On the basis of this evidence, we deduce (at least) two ways in which these mechanisms might converge leading to hyperferritinemia: (i) excessive T lymphocyte activation and (ii) excessive IFNγ activity. Supporting the former, the mechanisms of T-cell activation in FHLH and CAR T-cell HLH are relatively well established (14). In MAS, the evidence for T-cell involvement is more circumstantial, with markedly elevated IL-2Rα levels suggesting shedding by activated T cells (8). Likewise, if IL-18 blockade is acutely beneficial in MAS, as has been observed in NLRC4-MAS (88), then this benefit may be mediated through inhibiting effects on activated T cells, as SJIA NK cells may be chronically IL-18 insensitive (48, 89).

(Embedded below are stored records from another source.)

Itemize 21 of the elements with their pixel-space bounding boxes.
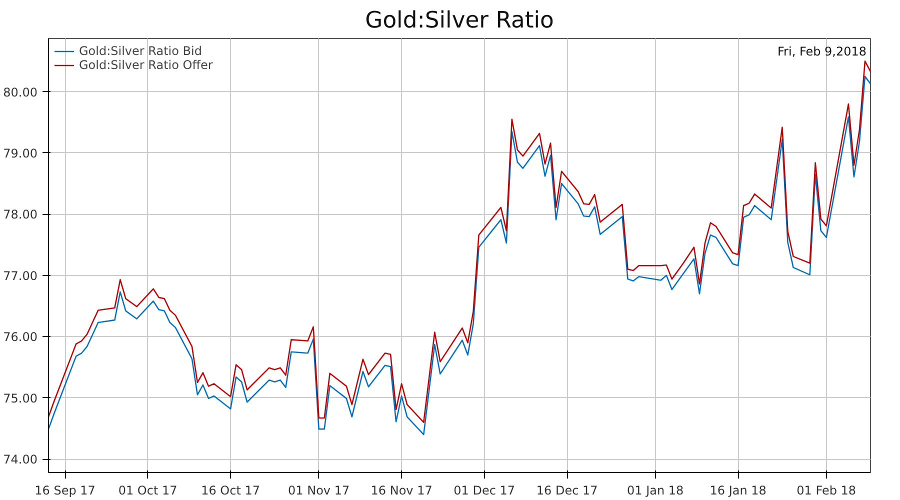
y-tick-label: 75.00: [3, 391, 38, 406]
x-tick-label: 16 Dec 17: [536, 484, 598, 498]
annotation: Fri, Feb 9,2018: [778, 44, 867, 58]
x-tick-label: 16 Nov 17: [370, 484, 432, 498]
chart-title: Gold:Silver Ratio: [365, 8, 554, 34]
y-tick-label: 74.00: [3, 452, 38, 467]
x-tick-label: 01 Feb 18: [796, 484, 856, 498]
x-tick-label: 01 Dec 17: [454, 484, 516, 498]
y-tick-label: 80.00: [3, 85, 38, 100]
legend-label: Gold:Silver Ratio Offer: [79, 58, 213, 72]
x-tick-label: 16 Jan 18: [710, 484, 766, 498]
y-tick-label: 78.00: [3, 208, 38, 222]
y-tick-label: 79.00: [3, 146, 38, 160]
x-tick-label: 16 Sep 17: [34, 484, 96, 498]
y-tick-label: 77.00: [3, 268, 38, 283]
x-tick-label: 01 Nov 17: [288, 484, 350, 498]
x-tick-label: 01 Jan 18: [627, 484, 684, 498]
y-tick-label: 76.00: [3, 330, 38, 344]
x-tick-label: 16 Oct 17: [201, 484, 260, 498]
legend-label: Gold:Silver Ratio Bid: [79, 44, 202, 58]
x-tick-label: 01 Oct 17: [118, 484, 178, 498]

The evidence supporting IFNγ in both MAS and HLH is somewhat stronger. As discussed above, the murine evidence for IFNγ as the quintessential driver of FHLH is ponderous, and IFNγ is an important driver in some models of MAS. Active human MAS and HLH are both associated with elevated CXCL9, ostensibly due to elevated IFNγ activity. Furthermore, IL-18 canonically exerts its inflammatory effects on lymphocytes, promoting cytokine (particularly IFNγ) production and cytotoxicity. A preliminary report also suggested IFNγ blockade was helpful in NLRC4-MAS (96) and further clinical trials in MAS are planned.
Conclusions
Although the mechanisms of hyperferritemic inflammation remain poorly understood, specific but far-reaching insights have been gained via the specific genetic and environmental contexts in which MAS and HLH have been observed. Overall, the state-of-the-art implicates multiple independent pathways, most prominently impaired cytotoxicity in HLH and excessive IL-18 in MAS (Fig. 1), that converge on a pattern of T-cell hyperstimulation, macrophage activation and deadly immunopathology. Several important observations fit less neatly into the paradigm of T-cell activation and IFNγ overproduction, including why certain environmental exposures like EBV or T-cell malignancies trigger hyperferritinemia, the response of some MAS patients to IL-1 inhibition (which may be dose related) and the variable response in animal models to IFNγ blockade. Indeed, a systems-based assessment of the factors driving and restricting MAS and HLH will be required in many circumstances (75, 78). Nonetheless, the rapid pace of discovery in MAS and HLH holds great promise for improving our understanding of the intersecting and complementary roles of cytotoxic dysfunction, IL-1 family signaling, and beyond; the implications of which will have major impacts on the study, diagnosis and treatment of MAS, HLH and systemic inflammation overall.
Funding
G.S.S. is supported by a Scientist Development Award from the Rheumatology Research Foundation and a Procter Scholar Award from the Cincinnati Children’s Research Foundation. S.W.C. is supported by the RK Mellon Foundation Institute for Pediatric Research.
Conflicts of interest statement
G.S.S. has received consulting fees from Novartis. S.W.C. has received consulting fees for AB2Bio, Ltd.